N° Portalis DBVC-V-B7G-G6NK


ARRÊT N°


JB.


ORIGINE : Décision du Juge de l'exécution de CAEN du 08 Mars 2022 - RG n° 21/02664


COUR D'APPEL DE CAEN

PREMIÈRE CHAMBRE CIVILE

ARRÊT DU 07 FEVRIER 2023



APPELANTE :


Madame [M] [Aa] épouAbe [I]

née le [Date naissance 3] 1950 à [Localité 5]

[Adresse 1]

[Localité 2]


représentée et assistée de Me Mathilde LAMBINET, avocat au barreau de CAEN


INTIMÉE :


S.A. INTRUM DEBT FINANCE La société INTRUM DEBT FINANCE AG (venant aux droits de la SA COFIDIS), société par actions de droit suisse, immatriculée au R.C.S. de ZUG sous le numéro CHE 100.023.266, dont le siège social est situé [Adresse 6]
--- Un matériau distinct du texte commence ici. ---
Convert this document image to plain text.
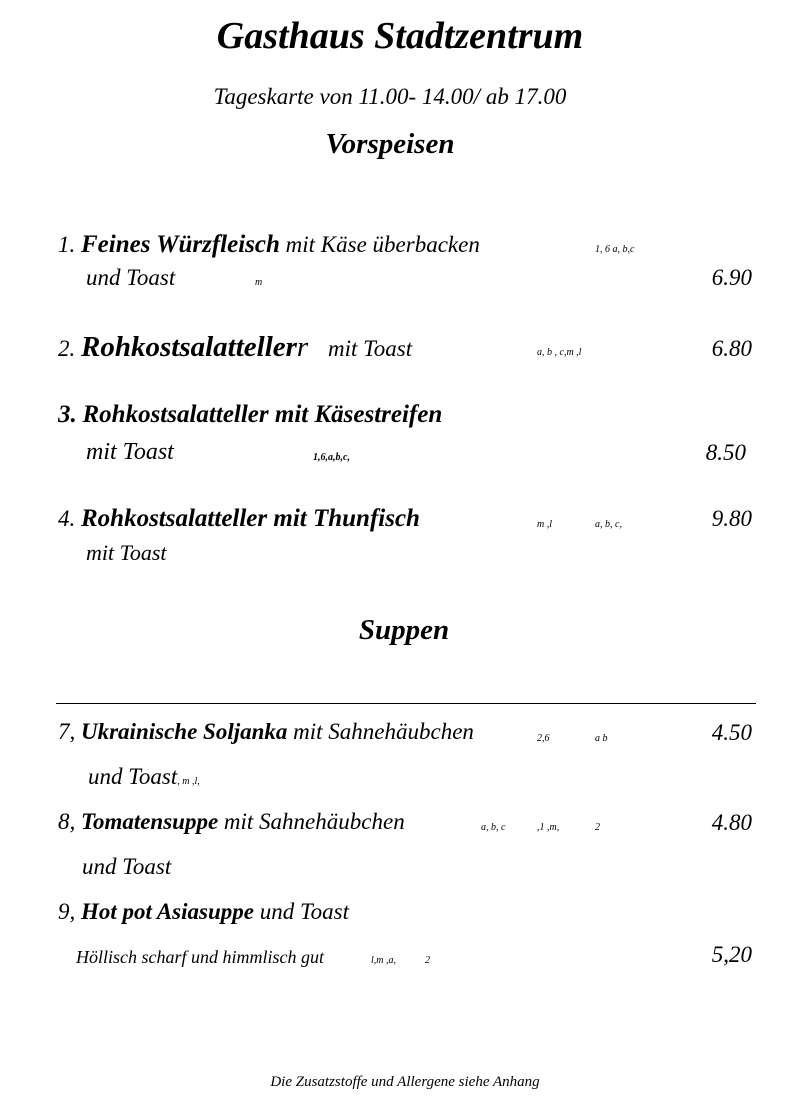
Gasthaus Stadtzentrum
Tageskarte von 11.00- 14.00/ ab 17.00
Vorspeisen
1. Feines Würzfleisch mit Käse überbacken	1, 6 a, b,c
und Toast	m	6.90
2. Rohkostsalattellerr mit Toast	a, b , c,m ,l	6.80
3. Rohkostsalatteller mit Käsestreifen
mit Toast	1,6,a,b,c,	8.50
4. Rohkostsalatteller mit Thunfisch	m ,l	a, b, c,	9.80
mit Toast
Suppen
7, Ukrainische Soljanka mit Sahnehäubchen	2,6	a b	4.50
und Toast, m ,l,
8, Tomatensuppe mit Sahnehäubchen	a, b, c	,1 ,m,	2	4.80
und Toast
9, Hot pot Asiasuppe und Toast
Höllisch scharf und himmlisch gut	l,m ,a,	2	5,20
Die Zusatzstoffe und Allergene siehe Anhang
représentée par Me Ivana HAGUIER, avocat au barreau de LISIEUX,

assistée de Me Jean-Pierre DEPASSE, avocat au barreau de RENNES,


DÉBATS : A l'audience publique du 08 décembre 2022, sans opposition du ou des avocats, M. GARET, Président de chambre, a entendu seul les plaidoiries et en a rendu compte à la cour dans son délibéré


GREFFIER : Mme A



COMPOSITION DE LA COUR LORS DU DÉLIBÉRÉ :


M. GUIGUESSON, Président de chambre,

Mme VELMANS, Conseillère,

M. GARET, Président de chambre,


ARRÊT : rendu publiquement par mise à disposition au greffe, les parties en ayant été préalablement avisées dans les conditions prévues au deuxième alinéa de l'article 450 du code de procédure civile🏛 le 07 Février 2023 et signé par M. GUIGUESSON, président, et Mme COLLET, greffier


* * *



FAITS ET PROCEDURE


Par acte du 28 avril 2021, se prévalant d'une ordonnance d'injonction de payer rendue le 24 juillet 1992 au profit de la société Cofidis, la société Intrum Debt Finance a fait signifier à Mme'[M] [Ab] la cession de créance correspondante ainsi qu'un commandement aux fins de saisie-vente.
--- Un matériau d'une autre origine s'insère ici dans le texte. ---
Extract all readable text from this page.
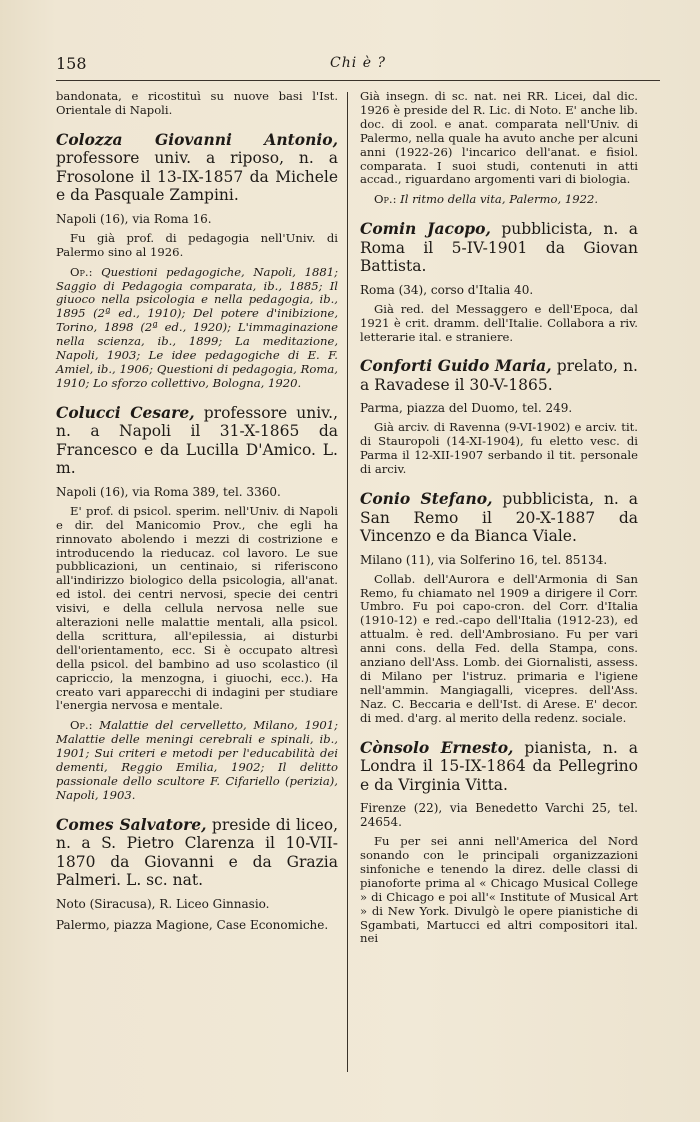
158	Chi è ?

bandonata, e ricostituì su nuove basi l'Ist. Orientale di Napoli.

Colozza Giovanni Antonio, professore univ. a riposo, n. a Frosolone il 13-IX-1857 da Michele e da Pasquale Zampini.

Napoli (16), via Roma 16.

Fu già prof. di pedagogia nell'Univ. di Palermo sino al 1926.

Op. : Questioni pedagogiche, Napoli, 1881; Saggio di Pedagogia comparata, ib., 1885; Il giuoco nella psicologia e nella pedagogia, ib., 1895 (2ª ed., 1910); Del potere d'inibizione, Torino, 1898 (2ª ed., 1920); L'immaginazione nella scienza, ib., 1899; La meditazione, Napoli, 1903; Le idee pedagogiche di E. F. Amiel, ib., 1906; Questioni di pedagogia, Roma, 1910; Lo sforzo collettivo, Bologna, 1920.

Colucci Cesare, professore univ., n. a Napoli il 31-X-1865 da Francesco e da Lucilla D'Amico. L. m.

Napoli (16), via Roma 389, tel. 3360.

E' prof. di psicol. sperim. nell'Univ. di Napoli e dir. del Manicomio Prov., che egli ha rinnovato abolendo i mezzi di costrizione e introducendo la rieducaz. col lavoro. Le sue pubblicazioni, un centinaio, si riferiscono all'indirizzo biologico della psicologia, all'anat. ed istol. dei centri nervosi, specie dei centri visivi, e della cellula nervosa nelle sue alterazioni nelle malattie mentali, alla psicol. della scrittura, all'epilessia, ai disturbi dell'orientamento, ecc. Si è occupato altresì della psicol. del bambino ad uso scolastico (il capriccio, la menzogna, i giuochi, ecc.). Ha creato vari apparecchi di indagini per studiare l'energia nervosa e mentale.

Op. : Malattie del cervelletto, Milano, 1901; Malattie delle meningi cerebrali e spinali, ib., 1901; Sui criteri e metodi per l'educabilità dei dementi, Reggio Emilia, 1902; Il delitto passionale dello scultore F. Cifariello (perizia), Napoli, 1903.

Comes Salvatore, preside di liceo, n. a S. Pietro Clarenza il 10-VII-1870 da Giovanni e da Grazia Palmeri. L. sc. nat.

Noto (Siracusa), R. Liceo Ginnasio.

Palermo, piazza Magione, Case Economiche.

Già insegn. di sc. nat. nei RR. Licei, dal dic. 1926 è preside del R. Lic. di Noto. E' anche lib. doc. di zool. e anat. comparata nell'Univ. di Palermo, nella quale ha avuto anche per alcuni anni (1922-26) l'incarico dell'anat. e fisiol. comparata. I suoi studi, contenuti in atti accad., riguardano argomenti vari di biologia.

Op. : Il ritmo della vita, Palermo, 1922.

Comin Jacopo, pubblicista, n. a Roma il 5-IV-1901 da Giovan Battista.

Roma (34), corso d'Italia 40.

Già red. del Messaggero e dell'Epoca, dal 1921 è crit. dramm. dell'Italie. Collabora a riv. letterarie ital. e straniere.

Conforti Guido Maria, prelato, n. a Ravadese il 30-V-1865.

Parma, piazza del Duomo, tel. 249.

Già arciv. di Ravenna (9-VI-1902) e arciv. tit. di Stauropoli (14-XI-1904), fu eletto vesc. di Parma il 12-XII-1907 serbando il tit. personale di arciv.

Conio Stefano, pubblicista, n. a San Remo il 20-X-1887 da Vincenzo e da Bianca Viale.

Milano (11), via Solferino 16, tel. 85134.

Collab. dell'Aurora e dell'Armonia di San Remo, fu chiamato nel 1909 a dirigere il Corr. Umbro. Fu poi capo-cron. del Corr. d'Italia (1910-12) e red.-capo dell'Italia (1912-23), ed attualm. è red. dell'Ambrosiano. Fu per vari anni cons. della Fed. della Stampa, cons. anziano dell'Ass. Lomb. dei Giornalisti, assess. di Milano per l'istruz. primaria e l'igiene nell'ammin. Mangiagalli, vicepres. dell'Ass. Naz. C. Beccaria e dell'Ist. di Arese. E' decor. di med. d'arg. al merito della redenz. sociale.

Cònsolo Ernesto, pianista, n. a Londra il 15-IX-1864 da Pellegrino e da Virginia Vitta.

Firenze (22), via Benedetto Varchi 25, tel. 24654.

Fu per sei anni nell'America del Nord sonando con le principali organizzazioni sinfoniche e tenendo la direz. delle classi di pianoforte prima al « Chicago Musical College » di Chicago e poi all'« Institute of Musical Art » di New York. Divulgò le opere pianistiche di Sgambati, Martucci ed altri compositori ital. nei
La saisie-vente elle-même a été réalisée par acte du 24 juin 2021 et ce, pour avoir paiement d'une somme réclamée de 6.514,50 €.


Mme [Ab] a alors fait assigner la société Intrum Debt Finance devant le juge de l'exécution du tribunal judiciaire de Caen aux fins de nullité d'un précédent commandement de payer aux fins de saisie-vente en date du 17 novembre 2017, du commandement aux fins de saisie-vente du 28 avril 2021, enfin du procès-verbal de saisie-vente du 24 juin 2021.
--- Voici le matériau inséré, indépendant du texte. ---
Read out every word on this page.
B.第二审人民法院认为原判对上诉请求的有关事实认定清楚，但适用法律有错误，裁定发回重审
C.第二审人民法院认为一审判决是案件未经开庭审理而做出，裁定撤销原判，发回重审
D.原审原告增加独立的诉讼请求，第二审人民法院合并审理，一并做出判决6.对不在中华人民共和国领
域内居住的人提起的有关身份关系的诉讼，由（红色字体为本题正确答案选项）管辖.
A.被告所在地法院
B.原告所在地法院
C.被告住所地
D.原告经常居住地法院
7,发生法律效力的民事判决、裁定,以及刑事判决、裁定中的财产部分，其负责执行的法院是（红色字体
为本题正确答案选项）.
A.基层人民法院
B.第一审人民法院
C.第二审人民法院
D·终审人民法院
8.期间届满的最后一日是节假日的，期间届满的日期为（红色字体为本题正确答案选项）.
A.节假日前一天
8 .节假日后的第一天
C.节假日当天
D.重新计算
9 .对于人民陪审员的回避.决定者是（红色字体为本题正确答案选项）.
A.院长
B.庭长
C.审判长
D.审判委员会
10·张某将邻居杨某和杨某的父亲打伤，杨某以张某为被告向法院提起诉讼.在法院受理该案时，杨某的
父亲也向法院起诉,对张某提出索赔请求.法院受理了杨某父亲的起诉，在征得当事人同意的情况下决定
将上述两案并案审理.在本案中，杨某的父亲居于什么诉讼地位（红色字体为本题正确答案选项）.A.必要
Par jugement du 8 mars 2022, le magistrat a :


- déclaré recevable la demande tendant à la nullité du commandement de payer aux fins de saisie-vente du 17 novembre 2017, mais débouté Mme [Ab] de sa demande en ce sens';


- débouté Mme [Ab] de sa demande de nullité du commandement aux fins de saisie-vente du 28 avril 2021 ;


- débouté Mme [Ab] de sa demande de nullité du procès-verbal de saisie-vente du 24 juin 2021 ;


- dit n'y avoir lieu à application des dispositions de l'article 700 du code de procédure civile🏛 ;


- condamné Mme [Ab] aux dépens de l'instance.



Par déclaration du 22 mars 2022, Mme [Ab] a interjeté appel de cette décision.


L'appelante a notifié ses dernières conclusions le 7 novembre 2022, l'intimée les siennes le 30 juin 2022.


La clôture a été prononcée par ordonnance du 9 novembre 2022.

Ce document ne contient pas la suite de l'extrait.